The New Zealand government recently issued its 2019-2029 Minerals and Petroleum Resource Strategy, which highlights the importance of the mining and oil sectors to the country’s goal of transitioning into a low-emissions economy.
According to the document, the island-nation could soon start exploring opportunities to meet its domestic and the global demand for clean-tech minerals such as cobalt and lithium.
“As the energy system transforms, we also need to make sure we have the minerals (such as rare earth elements) necessary to produce the technology we need to power our future. To meet these challenges, the minerals and petroleum sector needs to plan now, in order to build a more productive, sustainable, and inclusive economy.”
Besides battery metals and REE, the proposal acknowledges the need for fossil fuels and base metals. “We need to make sure we have the aggregate (crushed rock and stone) required, or alternative replacement material, to build the foundations of our houses and roads. We need coal to make the steel necessary to build our cities, but we should start to investigate alternative methods of steel production which reduce environmental impacts.”
The document emphasizes the importance of protecting the environment and properly consulting communities surrounding mining projects and Indigenous communities whose heritage could be affected by extractive activities.
In this regard, the strategy provides a number of principles that should guide mining operations. Namely, it asks miners to pursue continuous improvements in health and safety and to seek innovative ways to improve the resource efficiency of extraction operations, while minimizing their negative impacts.
Where impacts cannot be avoided, industry is being asked to engage with stakeholders and implement management systems to understand and manage the negative effects of their operations, while realizing opportunities for redress.

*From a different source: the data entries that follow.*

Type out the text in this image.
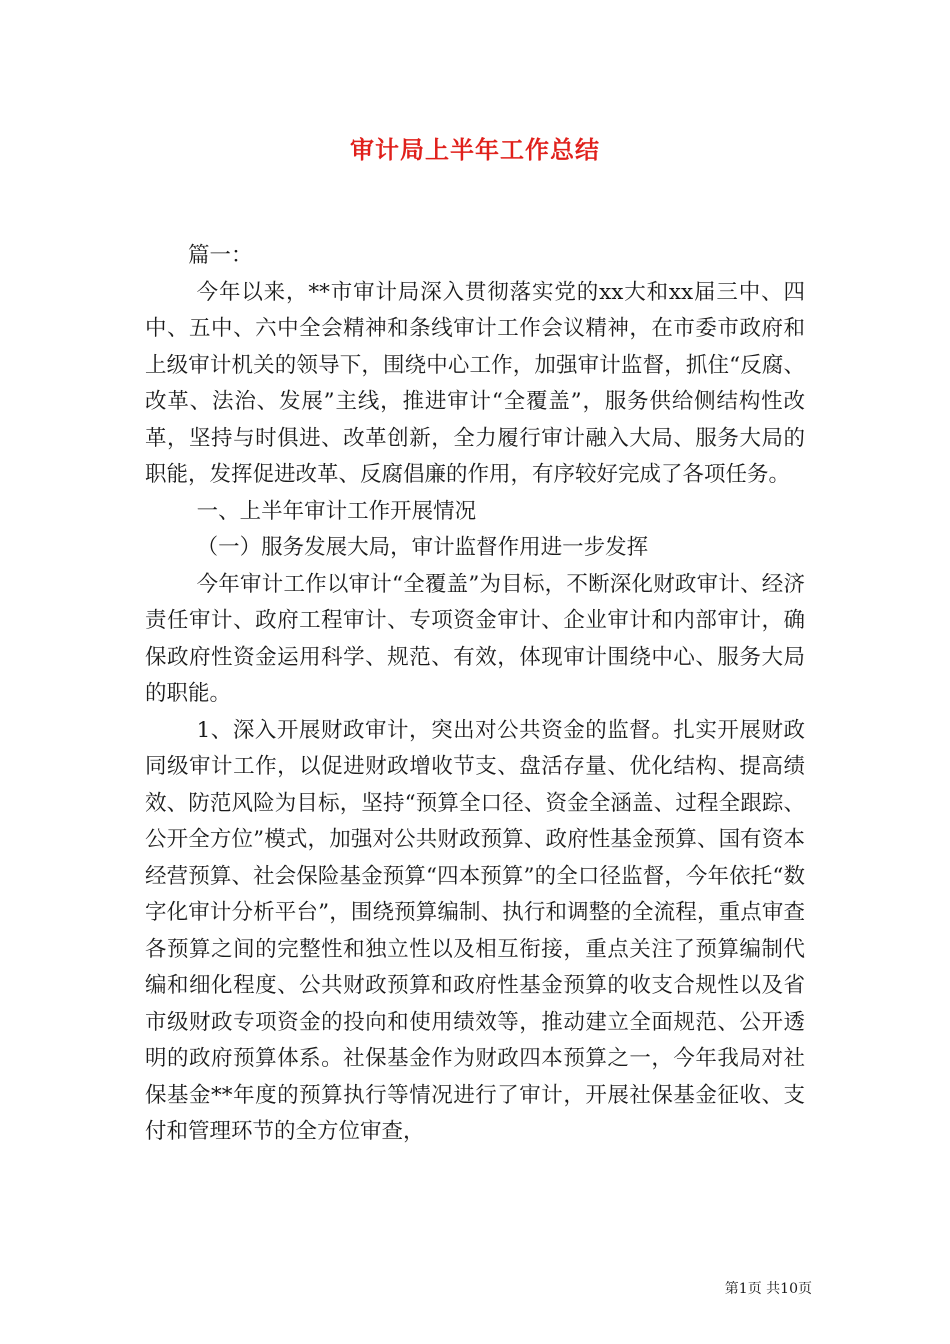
审计局上半年工作总结

篇一：

今年以来，**市审计局深入贯彻落实党的xx大和xx届三中、四中、五中、六中全会精神和条线审计工作会议精神，在市委市政府和上级审计机关的领导下，围绕中心工作，加强审计监督，抓住“反腐、改革、法治、发展”主线，推进审计“全覆盖”，服务供给侧结构性改革，坚持与时俱进、改革创新，全力履行审计融入大局、服务大局的职能，发挥促进改革、反腐倡廉的作用，有序较好完成了各项任务。

一、上半年审计工作开展情况

（一）服务发展大局，审计监督作用进一步发挥

今年审计工作以审计“全覆盖”为目标，不断深化财政审计、经济责任审计、政府工程审计、专项资金审计、企业审计和内部审计，确保政府性资金运用科学、规范、有效，体现审计围绕中心、服务大局的职能。

1、深入开展财政审计，突出对公共资金的监督。扎实开展财政同级审计工作，以促进财政增收节支、盘活存量、优化结构、提高绩效、防范风险为目标，坚持“预算全口径、资金全涵盖、过程全跟踪、公开全方位”模式，加强对公共财政预算、政府性基金预算、国有资本经营预算、社会保险基金预算“四本预算”的全口径监督，今年依托“数字化审计分析平台”，围绕预算编制、执行和调整的全流程，重点审查各预算之间的完整性和独立性以及相互衔接，重点关注了预算编制代编和细化程度、公共财政预算和政府性基金预算的收支合规性以及省市级财政专项资金的投向和使用绩效等，推动建立全面规范、公开透明的政府预算体系。社保基金作为财政四本预算之一，今年我局对社保基金**年度的预算执行等情况进行了审计，开展社保基金征收、支付和管理环节的全方位审查，

第1页 共10页
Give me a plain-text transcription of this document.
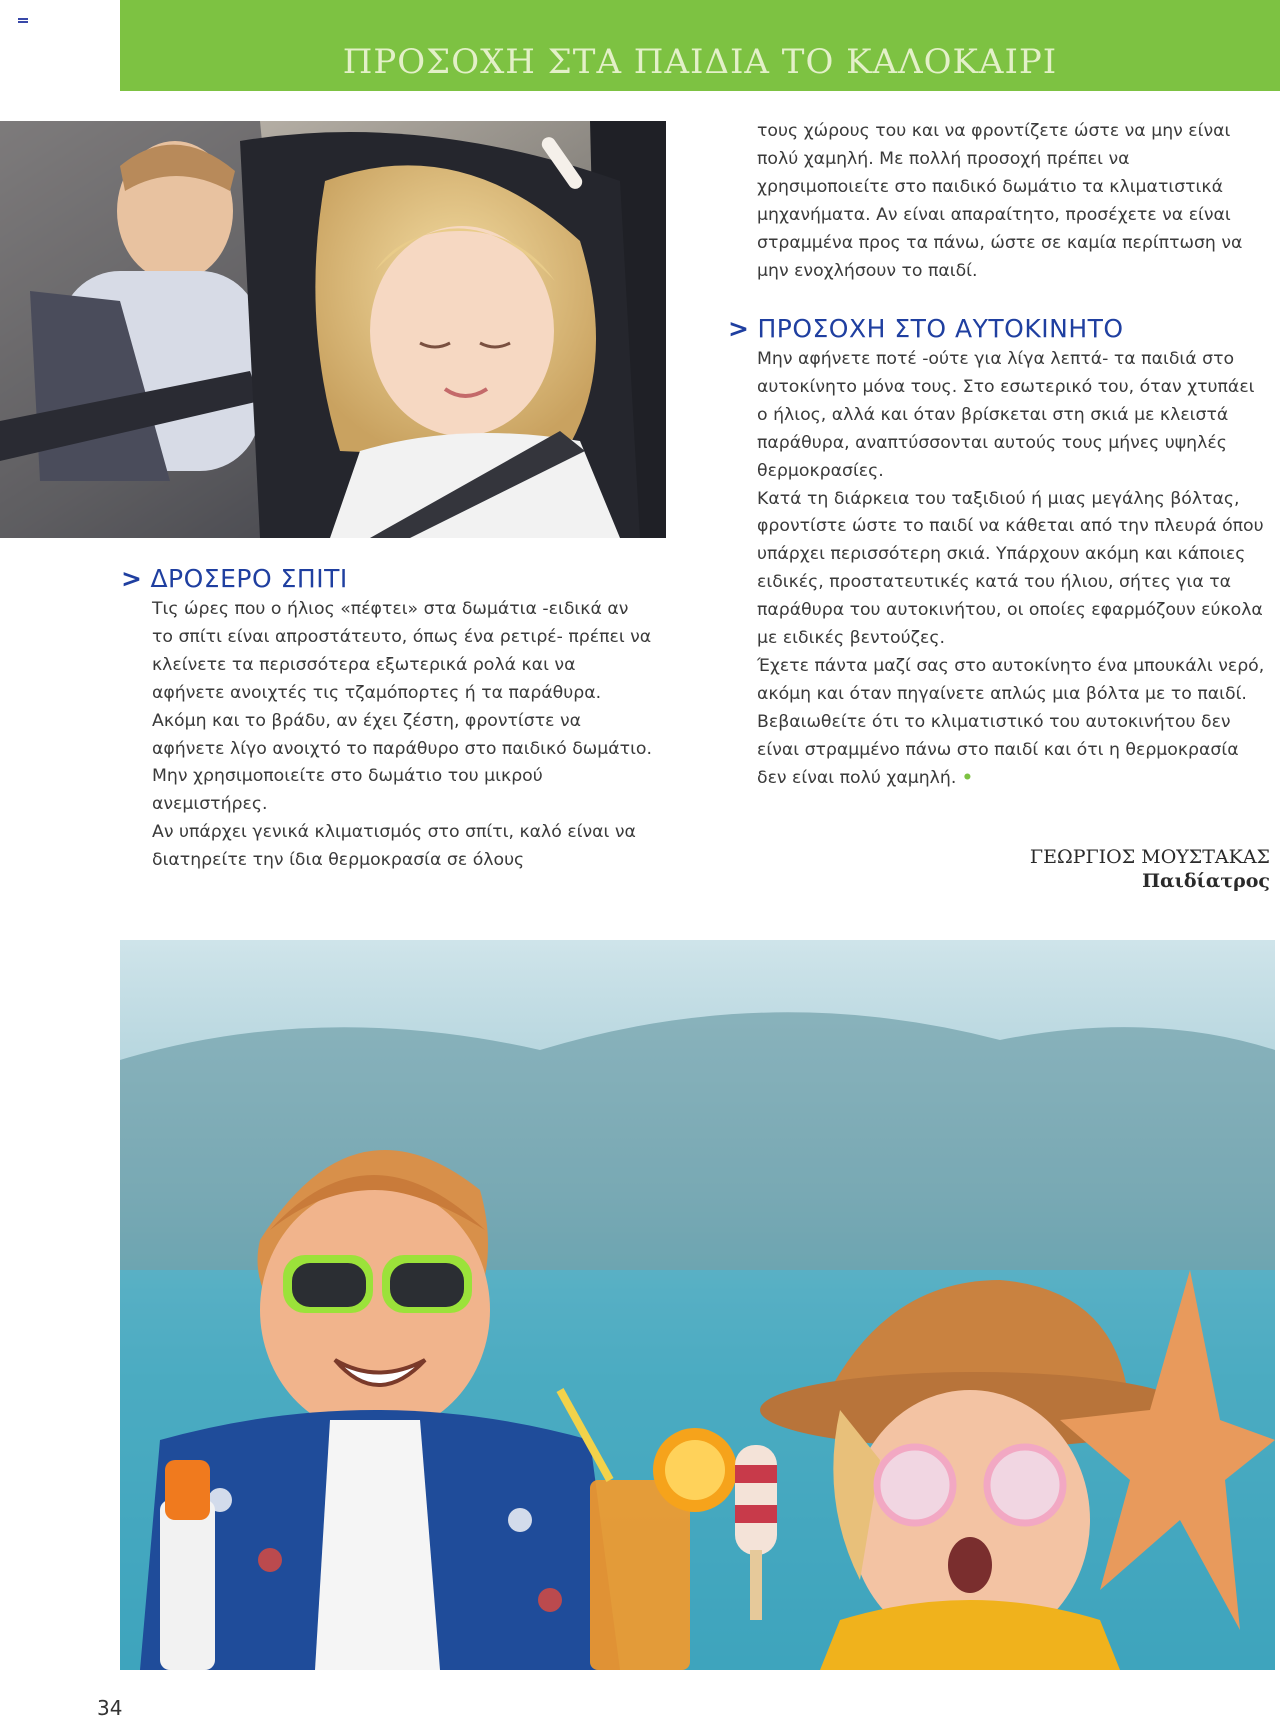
ΠΡΟΣΟΧΗ ΣΤΑ ΠΑΙΔΙΑ ΤΟ ΚΑΛΟΚΑΙΡΙ
> ΔΡΟΣΕΡΟ ΣΠΙΤΙ

Τις ώρες που ο ήλιος «πέφτει» στα δωμάτια -ειδικά αν το σπίτι είναι απροστάτευτο, όπως ένα ρετιρέ- πρέπει να κλείνετε τα περισσότερα εξωτερικά ρολά και να αφήνετε ανοιχτές τις τζαμόπορτες ή τα παράθυρα. Ακόμη και το βράδυ, αν έχει ζέστη, φροντίστε να αφήνετε λίγο ανοιχτό το παράθυρο στο παιδικό δωμάτιο.

Μην χρησιμοποιείτε στο δωμάτιο του μικρού ανεμιστήρες.

Αν υπάρχει γενικά κλιματισμός στο σπίτι, καλό είναι να διατηρείτε την ίδια θερμοκρασία σε όλους

τους χώρους του και να φροντίζετε ώστε να μην είναι πολύ χαμηλή. Με πολλή προσοχή πρέπει να χρησιμοποιείτε στο παιδικό δωμάτιο τα κλιματιστικά μηχανήματα. Αν είναι απαραίτητο, προσέχετε να είναι στραμμένα προς τα πάνω, ώστε σε καμία περίπτωση να μην ενοχλήσουν το παιδί.

> ΠΡΟΣΟΧΗ ΣΤΟ ΑΥΤΟΚΙΝΗΤΟ

Μην αφήνετε ποτέ -ούτε για λίγα λεπτά- τα παιδιά στο αυτοκίνητο μόνα τους. Στο εσωτερικό του, όταν χτυπάει ο ήλιος, αλλά και όταν βρίσκεται στη σκιά με κλειστά παράθυρα, αναπτύσσονται αυτούς τους μήνες υψηλές θερμοκρασίες.

Κατά τη διάρκεια του ταξιδιού ή μιας μεγάλης βόλτας, φροντίστε ώστε το παιδί να κάθεται από την πλευρά όπου υπάρχει περισσότερη σκιά. Υπάρχουν ακόμη και κάποιες ειδικές, προστατευτικές κατά του ήλιου, σήτες για τα παράθυρα του αυτοκινήτου, οι οποίες εφαρμόζουν εύκολα με ειδικές βεντούζες.

Έχετε πάντα μαζί σας στο αυτοκίνητο ένα μπουκάλι νερό, ακόμη και όταν πηγαίνετε απλώς μια βόλτα με το παιδί.

Βεβαιωθείτε ότι το κλιματιστικό του αυτοκινήτου δεν είναι στραμμένο πάνω στο παιδί και ότι η θερμοκρασία δεν είναι πολύ χαμηλή. •

ΓΕΩΡΓΙΟΣ ΜΟΥΣΤΑΚΑΣ
Παιδίατρος
34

The Kiwi government says it plans to achieve those grand objectives by modernizing the Crown Minerals Act; securing affordable resources to meet the country’s mineral and energy needs; improving Treaty Partnerships and stakeholder and community engagement; improving industry compliance; and promoting research and investment in better mining and resource use.
In response to the strategy, Straterra, New Zealand’s minerals sector industry organization, issued a communiqué saying its members “cautiously welcomed” the document.
Even though the group applauds that the strategy recognizes the importance of minerals to society and shows a willingness to work with the sector, it laments the fact that it stays the executive’s support to the No New Mines on Conservation Land policy. This proposed regulation was announced in 2017 soon after Prime Minister Jacinda Ardern took power but it still hasn’t come into effect.
“The resource sector faces a number of reforms, the objective of which is to improve environmental outcomes. The reality is that many aspects of these reforms will simply result in reduced or zero investment,” Straterra’s CEO, Chris Baker, said in the statement. “We hope that this Resource Strategy goes some way to influencing the balance that is required in these reforms, to get better environmental outcomes and to attract more responsible investment.”